メディカルサポネット 編集部からのコメント

4月24日に第413回中央社会保険医療協議会(中央社会保険医療協議会総会)が開催され、「先進医療会議からの報告」「遺伝子パネル検査の保険収載」「年代別・世代別の課題」などについて意見が交わされました。日本の労働人口の約3人に1人が何らかの疾病を抱えながら働いています。健康上の理由で離職するする人は男性の10.5%、女性の14.2%です。また、高齢者については、2065年には総人口が9,000万人を割り込み、高齢化率が38%台になると推計されています。かかりつけ医やかかりつけ薬剤師による、患者に寄り添った医療体制に期待が高まっています。

 

2020年度診療報酬改定に向けて医療の課題の整理を進めている中央社会保険医療協議会は24日の総会で、「青年期・中年期」「高齢期」などの世代の課題を巡って意見交換を行った。
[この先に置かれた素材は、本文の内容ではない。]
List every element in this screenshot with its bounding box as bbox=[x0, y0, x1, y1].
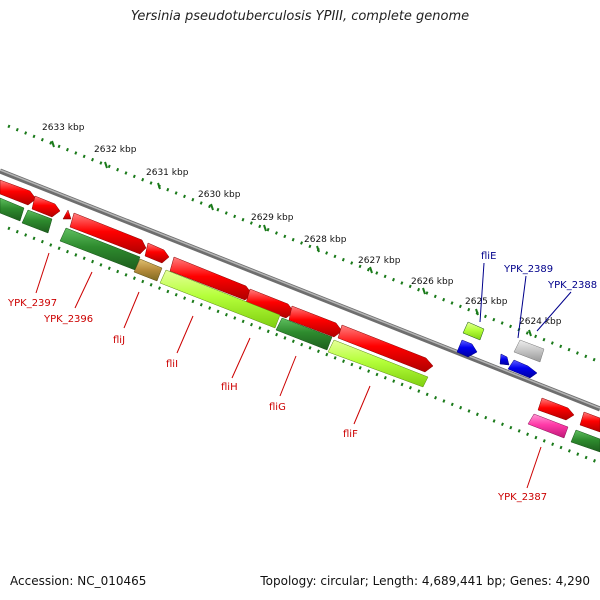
leader-ypk-2388 bbox=[536, 291, 572, 332]
tick-mark bbox=[104, 161, 108, 169]
cds-ypk-2387-pink-arrow bbox=[527, 413, 569, 439]
cds-blue-b-arrow bbox=[499, 353, 510, 366]
leader-fliF bbox=[353, 385, 371, 425]
tick-mark bbox=[475, 308, 479, 316]
cds-ypk-2397-arrow bbox=[31, 195, 61, 218]
leader-ypk-2397 bbox=[35, 252, 50, 294]
reverse-cds-track bbox=[0, 197, 600, 453]
leader-fliG bbox=[279, 355, 297, 397]
cds-small-arrow bbox=[62, 209, 72, 220]
tick-label: 2633 kbp bbox=[42, 123, 85, 133]
tick-label: 2626 kbp bbox=[411, 277, 454, 287]
tick-mark bbox=[51, 140, 55, 148]
cds-fliE-arrow bbox=[462, 321, 485, 341]
tick-mark bbox=[316, 245, 320, 253]
cds-ypk-2387-upper-arrow bbox=[537, 397, 575, 421]
cds-blue-a-arrow bbox=[456, 339, 478, 358]
gene-label-fliH: fliH bbox=[221, 382, 238, 393]
major-ticks bbox=[51, 140, 532, 337]
tick-track bbox=[7, 124, 600, 364]
tick-label: 2627 kbp bbox=[358, 256, 401, 266]
leader-fliH bbox=[231, 337, 251, 379]
cds-ypk-2397-green-arrow bbox=[21, 209, 53, 234]
tick-label: 2631 kbp bbox=[146, 168, 189, 178]
cds-right-edge-red-arrow bbox=[579, 411, 600, 433]
gene-label-ypk-2387: YPK_2387 bbox=[497, 492, 547, 503]
gene-label-ypk-2396: YPK_2396 bbox=[43, 314, 93, 325]
tick-label: 2630 kbp bbox=[198, 190, 241, 200]
tick-label: 2624 kbp bbox=[519, 317, 562, 327]
gene-label-fliG: fliG bbox=[269, 402, 286, 413]
tick-label: 2629 kbp bbox=[251, 213, 294, 223]
tick-mark bbox=[422, 287, 426, 295]
cds-fliF-region-a-arrow bbox=[288, 305, 343, 338]
tick-mark bbox=[528, 329, 532, 337]
cds-ypk-2388-blue-arrow bbox=[507, 359, 538, 379]
gene-label-fliJ: fliJ bbox=[113, 335, 125, 346]
cds-fliJ-region-arrow bbox=[69, 212, 147, 255]
tick-mark bbox=[157, 182, 161, 190]
cds-fliJ-mixed-arrow bbox=[133, 258, 163, 282]
tick-label: 2632 kbp bbox=[94, 145, 137, 155]
leader-fliE bbox=[479, 262, 485, 323]
gene-label-ypk-2397: YPK_2397 bbox=[7, 298, 57, 309]
other-features bbox=[456, 339, 545, 379]
cds-fliF-region-b-arrow bbox=[337, 324, 434, 373]
genome-backbone bbox=[0, 168, 600, 412]
map-title: Yersinia pseudotuberculosis YPIII, compl… bbox=[130, 9, 470, 24]
cds-left-green-arrow bbox=[0, 197, 25, 222]
cds-fliH-green-arrow bbox=[275, 317, 333, 351]
cds-fliI-lightgreen-arrow bbox=[159, 269, 281, 329]
gene-label-fliE: fliE bbox=[481, 251, 496, 262]
leader-ypk-2396 bbox=[74, 271, 93, 309]
gene-labels: YPK_2397 YPK_2396 fliJ fliI fliH fliG fl… bbox=[7, 251, 597, 503]
cds-fliF-lightgreen-arrow bbox=[327, 339, 429, 388]
leader-ypk-2387 bbox=[526, 446, 542, 489]
cds-right-edge-green-arrow bbox=[570, 429, 600, 453]
leader-ypk-2389 bbox=[517, 275, 527, 339]
tick-labels: 2633 kbp 2632 kbp 2631 kbp 2630 kbp 2629… bbox=[42, 123, 562, 327]
topology-text: Topology: circular; Length: 4,689,441 bp… bbox=[260, 574, 590, 588]
gene-label-ypk-2389: YPK_2389 bbox=[503, 264, 553, 275]
tick-mark bbox=[263, 224, 267, 232]
tick-mark bbox=[210, 203, 214, 211]
forward-cds-track bbox=[0, 179, 600, 433]
tick-label: 2628 kbp bbox=[304, 235, 347, 245]
gene-label-fliF: fliF bbox=[343, 429, 358, 440]
leader-fliI bbox=[176, 315, 194, 354]
cds-fliI-region-arrow bbox=[144, 242, 170, 264]
gene-label-ypk-2388: YPK_2388 bbox=[547, 280, 597, 291]
leader-fliJ bbox=[123, 291, 140, 329]
gene-label-fliI: fliI bbox=[166, 359, 178, 370]
tick-mark bbox=[369, 266, 373, 274]
cds-ypk-2398-arrow bbox=[0, 179, 37, 206]
tick-label: 2625 kbp bbox=[465, 297, 508, 307]
leader-lines bbox=[35, 252, 572, 489]
cds-ypk-2389-gray-arrow bbox=[513, 339, 545, 363]
accession-text: Accession: NC_010465 bbox=[10, 574, 147, 588]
青年期・中年期では生活習慣病に対する早期介入と継続的な管理、高齢期では多剤投与(ポリファーマシー)への対応などが議論の俎上に載った。

  

支払側の幸野庄司委員(健康保険組合連合会)は、働き盛り世代の生活習慣病管理について「貴重な休日を使って医療機関に行っても、医師にしてもらえるのは簡単なバイタルチェックと健康相談だけ。ただ処方箋を受け取って帰るという繰り返しが嫌になって脱落してしまう」と指摘。吉森俊和委員(協会けんぽ)は「小規模事業場では健康状態が悪化しても簡単に休めず、重症化してしまうことは容易に想像がつくと思う」とし、仕事と治療を両立しやすい環境づくりを求めた。そのための選択肢として、支払側はオンライン診療の要件緩和を主張した。

  

これに対し、診療側の松本吉郎委員(日本医師会)は「患者が気がねなく通院できる環境の整備が第一だ。利便性のみに着目してオンライン診療の要件緩和を議論すべきではない」と述べ、慎重な考えを示した。

  

また、高齢者におけるポリファーマシーに関して、松本氏は、超高齢化で多疾患を抱える患者が増えるのに伴い、かかりつけ医が多剤併用を半ば余儀なくされる場面があるとの認識を示した上で、処方した薬剤の剤数のみを根拠に処方箋料が減算される現行の規定などを「かかりつけ医機能強化の方向に逆行している」と問題視した。